3 Jorg Heiser, Romantic Conceptualism, pp 136-137. Jorg Heiser through this exhibition that took place in the Kunsthalle at Nuremberg created a new name: “Romantic Conceptualism” (also known as conceptual romanticism) is a strand of conceptual art which seeks to place emotion and a sense of ‘the hand of the author’ over the cold intellectualism of most conceptual art. The movement has its roots in age old ideals of romanticism. It draws on aspects of magic realism and cynical realism. There was coindidentally an exhibition at the American Federation of the Arts curated by Jorg Heiser of Frieze magazine, which aimed to point towards a group of artists since the sixties who have an evident element of romanticism in a conceptual practice. Early forerunners of romantic conceptualism include Cornelia Parker, Bas Jan Ader, Sophie Calle, and Tacita Dean.
4 Donald Crowhurst (1932–1969) was a British businessman and amateur sailor who died while competing in the Sunday Times Golden Globe Race, a single-handed, round-the-world yacht race. Crowhurst had entered the race in hopes of winning a cash prize from the Sunday Times to aid his failing business. Instead, he encountered difficulty early in the voyage, and secretly abandoned the race while reporting false positions, in an attempt to appear to complete a circumnavigation without actually circling the world. Evidence found after his disappearance indicates that this attempt ended in insanity and suicide.

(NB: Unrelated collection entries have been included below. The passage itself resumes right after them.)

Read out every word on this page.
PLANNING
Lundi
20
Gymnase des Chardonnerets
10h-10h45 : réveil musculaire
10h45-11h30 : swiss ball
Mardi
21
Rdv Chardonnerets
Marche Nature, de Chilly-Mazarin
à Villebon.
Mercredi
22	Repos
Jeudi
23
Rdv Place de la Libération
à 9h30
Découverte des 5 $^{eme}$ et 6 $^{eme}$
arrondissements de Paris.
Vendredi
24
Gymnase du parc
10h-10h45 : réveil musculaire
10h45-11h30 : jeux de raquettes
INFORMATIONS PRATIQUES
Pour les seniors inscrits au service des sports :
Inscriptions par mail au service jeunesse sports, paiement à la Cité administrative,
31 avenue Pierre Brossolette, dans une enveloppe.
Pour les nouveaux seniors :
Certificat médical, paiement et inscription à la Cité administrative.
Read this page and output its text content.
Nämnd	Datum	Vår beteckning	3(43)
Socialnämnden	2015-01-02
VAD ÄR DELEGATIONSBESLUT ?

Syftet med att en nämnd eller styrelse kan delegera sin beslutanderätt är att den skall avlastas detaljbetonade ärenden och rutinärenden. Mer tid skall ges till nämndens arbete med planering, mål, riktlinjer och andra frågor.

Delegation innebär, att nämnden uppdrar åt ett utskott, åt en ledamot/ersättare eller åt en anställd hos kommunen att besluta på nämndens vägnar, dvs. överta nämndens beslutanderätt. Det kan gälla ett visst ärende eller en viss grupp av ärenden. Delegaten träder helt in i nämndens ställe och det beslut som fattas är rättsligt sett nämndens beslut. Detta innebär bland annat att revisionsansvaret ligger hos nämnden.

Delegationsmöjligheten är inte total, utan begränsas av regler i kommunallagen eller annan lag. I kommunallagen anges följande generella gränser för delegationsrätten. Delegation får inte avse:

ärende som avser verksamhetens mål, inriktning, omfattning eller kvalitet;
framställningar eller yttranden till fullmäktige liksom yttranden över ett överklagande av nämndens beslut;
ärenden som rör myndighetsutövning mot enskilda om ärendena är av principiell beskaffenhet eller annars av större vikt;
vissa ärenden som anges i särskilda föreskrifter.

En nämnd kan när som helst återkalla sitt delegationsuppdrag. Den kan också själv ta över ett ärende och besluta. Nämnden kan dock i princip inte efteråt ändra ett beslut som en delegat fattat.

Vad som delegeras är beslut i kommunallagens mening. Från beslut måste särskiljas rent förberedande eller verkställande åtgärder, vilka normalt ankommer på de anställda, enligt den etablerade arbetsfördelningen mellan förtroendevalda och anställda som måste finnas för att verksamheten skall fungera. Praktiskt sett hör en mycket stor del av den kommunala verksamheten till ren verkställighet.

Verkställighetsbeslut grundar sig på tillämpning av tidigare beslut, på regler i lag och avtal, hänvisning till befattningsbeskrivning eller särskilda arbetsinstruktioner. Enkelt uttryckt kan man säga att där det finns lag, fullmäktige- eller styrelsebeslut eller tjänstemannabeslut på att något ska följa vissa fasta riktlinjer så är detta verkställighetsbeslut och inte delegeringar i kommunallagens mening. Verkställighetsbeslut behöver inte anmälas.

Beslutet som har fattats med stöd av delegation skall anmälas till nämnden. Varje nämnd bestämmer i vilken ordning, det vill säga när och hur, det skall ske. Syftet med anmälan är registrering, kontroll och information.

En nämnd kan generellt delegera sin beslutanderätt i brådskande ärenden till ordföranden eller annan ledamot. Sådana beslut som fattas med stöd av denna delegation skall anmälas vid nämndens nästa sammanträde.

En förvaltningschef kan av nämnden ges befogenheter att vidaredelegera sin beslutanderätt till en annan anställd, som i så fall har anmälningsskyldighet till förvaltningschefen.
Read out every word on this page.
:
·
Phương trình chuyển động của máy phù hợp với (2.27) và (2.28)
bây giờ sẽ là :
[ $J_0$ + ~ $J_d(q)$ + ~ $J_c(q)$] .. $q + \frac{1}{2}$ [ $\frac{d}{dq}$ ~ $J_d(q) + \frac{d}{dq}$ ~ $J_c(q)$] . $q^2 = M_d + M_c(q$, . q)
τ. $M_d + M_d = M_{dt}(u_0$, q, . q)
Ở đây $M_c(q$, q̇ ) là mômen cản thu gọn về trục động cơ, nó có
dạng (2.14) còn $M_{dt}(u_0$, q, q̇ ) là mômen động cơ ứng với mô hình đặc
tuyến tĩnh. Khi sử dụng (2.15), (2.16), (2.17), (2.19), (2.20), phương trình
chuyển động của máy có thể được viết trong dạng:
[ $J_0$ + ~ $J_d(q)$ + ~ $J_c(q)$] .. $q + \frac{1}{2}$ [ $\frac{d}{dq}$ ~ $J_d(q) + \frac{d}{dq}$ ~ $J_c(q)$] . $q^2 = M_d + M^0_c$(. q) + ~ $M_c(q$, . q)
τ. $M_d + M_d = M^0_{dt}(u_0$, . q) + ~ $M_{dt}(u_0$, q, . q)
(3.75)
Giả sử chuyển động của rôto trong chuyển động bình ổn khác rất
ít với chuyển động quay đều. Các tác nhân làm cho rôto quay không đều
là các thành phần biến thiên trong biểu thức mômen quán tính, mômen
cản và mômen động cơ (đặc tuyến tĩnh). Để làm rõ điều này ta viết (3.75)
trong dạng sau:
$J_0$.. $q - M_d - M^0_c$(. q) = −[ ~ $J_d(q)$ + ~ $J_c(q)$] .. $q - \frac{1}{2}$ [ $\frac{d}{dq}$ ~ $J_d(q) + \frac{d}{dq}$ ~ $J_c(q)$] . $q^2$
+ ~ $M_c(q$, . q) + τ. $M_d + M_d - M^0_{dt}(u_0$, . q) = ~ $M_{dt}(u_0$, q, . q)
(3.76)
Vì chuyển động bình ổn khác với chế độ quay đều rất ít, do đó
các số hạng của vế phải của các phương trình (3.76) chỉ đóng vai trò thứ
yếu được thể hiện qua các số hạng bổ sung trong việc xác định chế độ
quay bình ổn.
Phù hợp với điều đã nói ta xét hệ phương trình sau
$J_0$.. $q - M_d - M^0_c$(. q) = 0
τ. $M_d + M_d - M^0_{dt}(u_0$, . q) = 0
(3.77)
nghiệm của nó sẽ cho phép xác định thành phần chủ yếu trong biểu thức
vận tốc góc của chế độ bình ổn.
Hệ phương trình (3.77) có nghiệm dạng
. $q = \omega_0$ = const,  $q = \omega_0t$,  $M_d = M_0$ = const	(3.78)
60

5 quote from the text of Les mots dans la peinture de Jean-Baptiste Bernadet by Devrim Bayar
6 The initial idea for the film came from a conversation between Olivier Mosset, Steven Parrino, Drew Heitzler and Amy Granat. Oliver Mosset found the project to put on a theatre play in front of the Centre Pompidou in Paris in a biography of Jean Genet. Genet’s idea consisted of replacing the object of the amorous quest of the young Werther by a motorcycle.
7 Claude Lorrain was the pseudonym of the French painter Claude Gellée (1600-1682). Gellée specialised in landscape drawings and paintings, and spent much of his life in Rome.The Claude Lorrain Mirror is a slightly convex mirror made of black glass that produces a reduced, upright and virtual image of the scene being observed by reflection in it. Much of the colour is washed out, thus allowing the artist to concentrate on the forms and perspective.